Der Geistliche Luigi Ciotti hatte Papst Franziskus zu der Gedenkveranstaltung für Mafia-Opfer eingeladen. Die von Ciotti gegründete Anti-Mafia-Organisation „Libera“ ruft seit 1996 jährlich zu einem „Tag der Erinnerung und des Einsatzes“ gegen Mafia, Camorra und andere Verbrecherorganisationen auf. Vor dem Papst und Hunderten von Betroffenen erinnerte Don Ciotti bei der Gebetsvigil daran, wie sehr das organisierte Verbrechen mit Gesellschaft und Kultur verwoben sei. Er sagte in seinem Grußwort:
„Das Problem der Mafiaorganisationen ist kein nur kriminelles Problem. Wenn das so wäre, würden die Einsatzkräfte der Polizei und die Justiz reichen. Es ist ein soziales und kulturelles Problem, ein Problem, das öffentliche und soziale Verantwortlichkeiten betrifft, die oft zu persönlichem Machtgebaren und angesichts von Individualismus degenerieren.“
Die an diesem Abend in Rom versammelten Betroffenen seien durch den Wunsch nach Wahrheit und Gerechtigkeit vereint, fuhr er fort. Unter den über 800 Mafiaopfern, deren Namen verlesen wurden, seien 80 Kinder, zahlreiche zufällige Opfer und viele Menschen, die sich ganz bewusst und mutig gegen das grganisierte Verbrechen gewehrt hätten: „Wer das Leben für die Gerechtigkeit und die Wahrheit verliert, schenkt Leben, er selbst ist Leben – wie alle Opfer des Terrorismus und der Pflicht, an die wir heute Abend denken“, so der Geistliche, der die Bürger zu Zivilcourage gegen die Mafia aufrief. Auch die beiden bekannten italienischen Staatsanwälte Paolo Borsellino und Giovanni Falconi, die die Mafia in den 90er Jahren tötete, standen auf der Liste, ebenso mehrere Kirchenvertreter, die sich im Kampf gegen die Mafia engagiert hatten.
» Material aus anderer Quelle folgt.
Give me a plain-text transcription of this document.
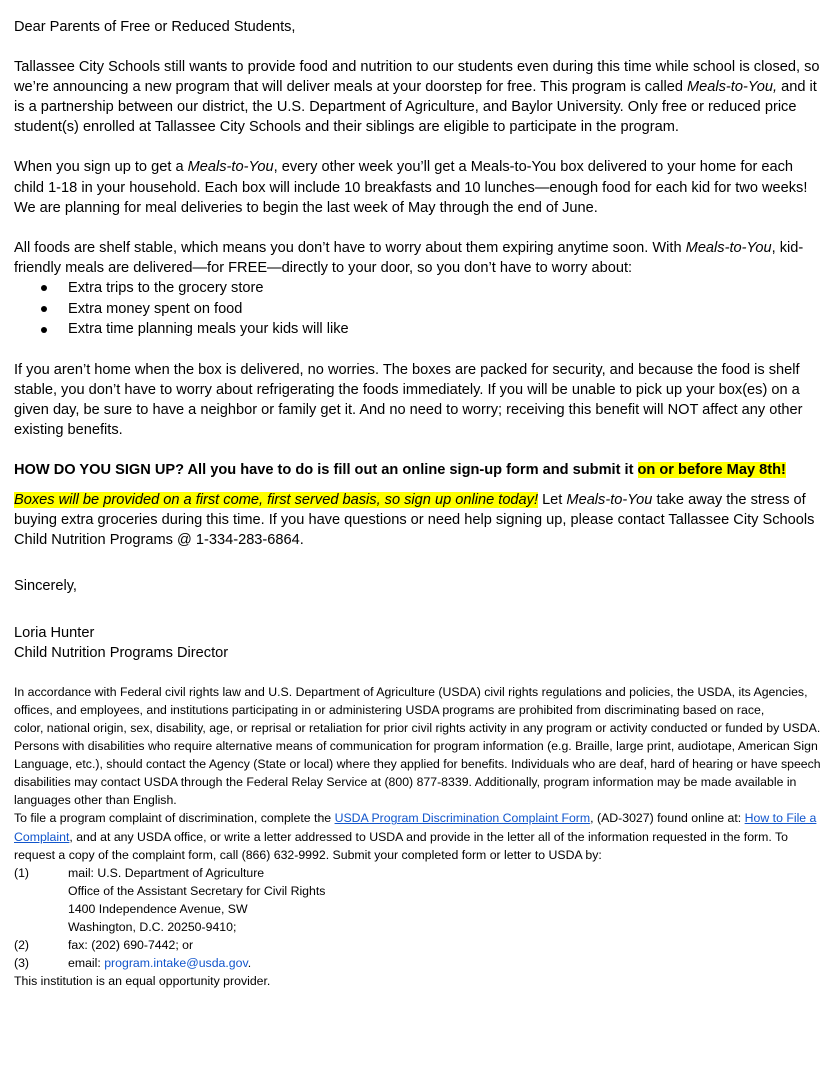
Dear Parents of Free or Reduced Students,

Tallassee City Schools still wants to provide food and nutrition to our students even during this time while school is closed, so we’re announcing a new program that will deliver meals at your doorstep for free. This program is called Meals-to-You, and it is a partnership between our district, the U.S. Department of Agriculture, and Baylor University. Only free or reduced price student(s) enrolled at Tallassee City Schools and their siblings are eligible to participate in the program.

When you sign up to get a Meals-to-You, every other week you’ll get a Meals-to-You box delivered to your home for each child 1-18 in your household. Each box will include 10 breakfasts and 10 lunches—enough food for each kid for two weeks! We are planning for meal deliveries to begin the last week of May through the end of June.

All foods are shelf stable, which means you don’t have to worry about them expiring anytime soon. With Meals-to-You, kid-friendly meals are delivered—for FREE—directly to your door, so you don’t have to worry about:

Extra trips to the grocery store
Extra money spent on food
Extra time planning meals your kids will like

If you aren’t home when the box is delivered, no worries. The boxes are packed for security, and because the food is shelf stable, you don’t have to worry about refrigerating the foods immediately. If you will be unable to pick up your box(es) on a given day, be sure to have a neighbor or family get it. And no need to worry; receiving this benefit will NOT affect any other existing benefits.

HOW DO YOU SIGN UP? All you have to do is fill out an online sign-up form and submit it on or before May 8th!

Boxes will be provided on a first come, first served basis, so sign up online today! Let Meals-to-You take away the stress of buying extra groceries during this time. If you have questions or need help signing up, please contact Tallassee City Schools Child Nutrition Programs @ 1-334-283-6864.

Sincerely,

Loria Hunter

Child Nutrition Programs Director

In accordance with Federal civil rights law and U.S. Department of Agriculture (USDA) civil rights regulations and policies, the USDA, its Agencies, offices, and employees, and institutions participating in or administering USDA programs are prohibited from discriminating based on race,

color, national origin, sex, disability, age, or reprisal or retaliation for prior civil rights activity in any program or activity conducted or funded by USDA.

Persons with disabilities who require alternative means of communication for program information (e.g. Braille, large print, audiotape, American Sign Language, etc.), should contact the Agency (State or local) where they applied for benefits. Individuals who are deaf, hard of hearing or have speech disabilities may contact USDA through the Federal Relay Service at (800) 877-8339. Additionally, program information may be made available in languages other than English.

To file a program complaint of discrimination, complete the USDA Program Discrimination Complaint Form, (AD-3027) found online at: How to File a Complaint, and at any USDA office, or write a letter addressed to USDA and provide in the letter all of the information requested in the form. To request a copy of the complaint form, call (866) 632-9992. Submit your completed form or letter to USDA by:

(1)	mail: U.S. Department of Agriculture
Office of the Assistant Secretary for Civil Rights
1400 Independence Avenue, SW
Washington, D.C. 20250-9410;
(2)	fax: (202) 690-7442; or
(3)	email: program.intake@usda.gov.

This institution is an equal opportunity provider.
Weiter erinnerte er an die zahlreichen Toten, die es in Italien jährlich aufgrund unversicherter Arbeit und der Schwarzarbeit gibt – auch dies ein Terrain des organisierten Verbrechens. Und er ging auf den Psychoterror ein, den viele Mafiaopfer und Angehörige durch die Repression und Drohungen der Verbrecher erleiden müssen. Vor diesem Hintergrund sei mehr Entschiedenheit der Politik nötig, mahnte der engagierte Priester:
„Es braucht heute mehr denn je einen Ruck. Es braucht eine soziale Politik, Arbeitsplätze, Investitionen in Schulen. Man muss den Menschen Hoffnung und Würde wiedergeben. Die Politik muss sich wieder in den Dienst des Gemeinwohls stellen. Und insbesondere muss man die Güter der Mafia konfiszieren und den sozialen Gebrauch, den sie davon machen, einschränken.“
Die Mafia hat, etwa in vielen Teilen Süditaliens, als „Arbeitsgeber“ den Staat als Garanten von Arbeit untergraben. Das Problem wird durch die Wirtschaftskrise noch verstärkt. Hier muss nach Ansicht von Don Ciotti der Staat seine Wirkungsmacht Stück für Stück zurückgewinnen und das soziale Leben stärken. Auch müsse man die Menschen unterstützen, die sich um Gerechtigkeit bemühten, indem sie mutig mit der Justiz zusammenarbeiteten. Von der Mafia bedrohte Bürger bräuchten Unterstützung, appellierte der Geistliche, der sich auch für mehr Bemühungen im Kampf gegen die Korruption aussprach.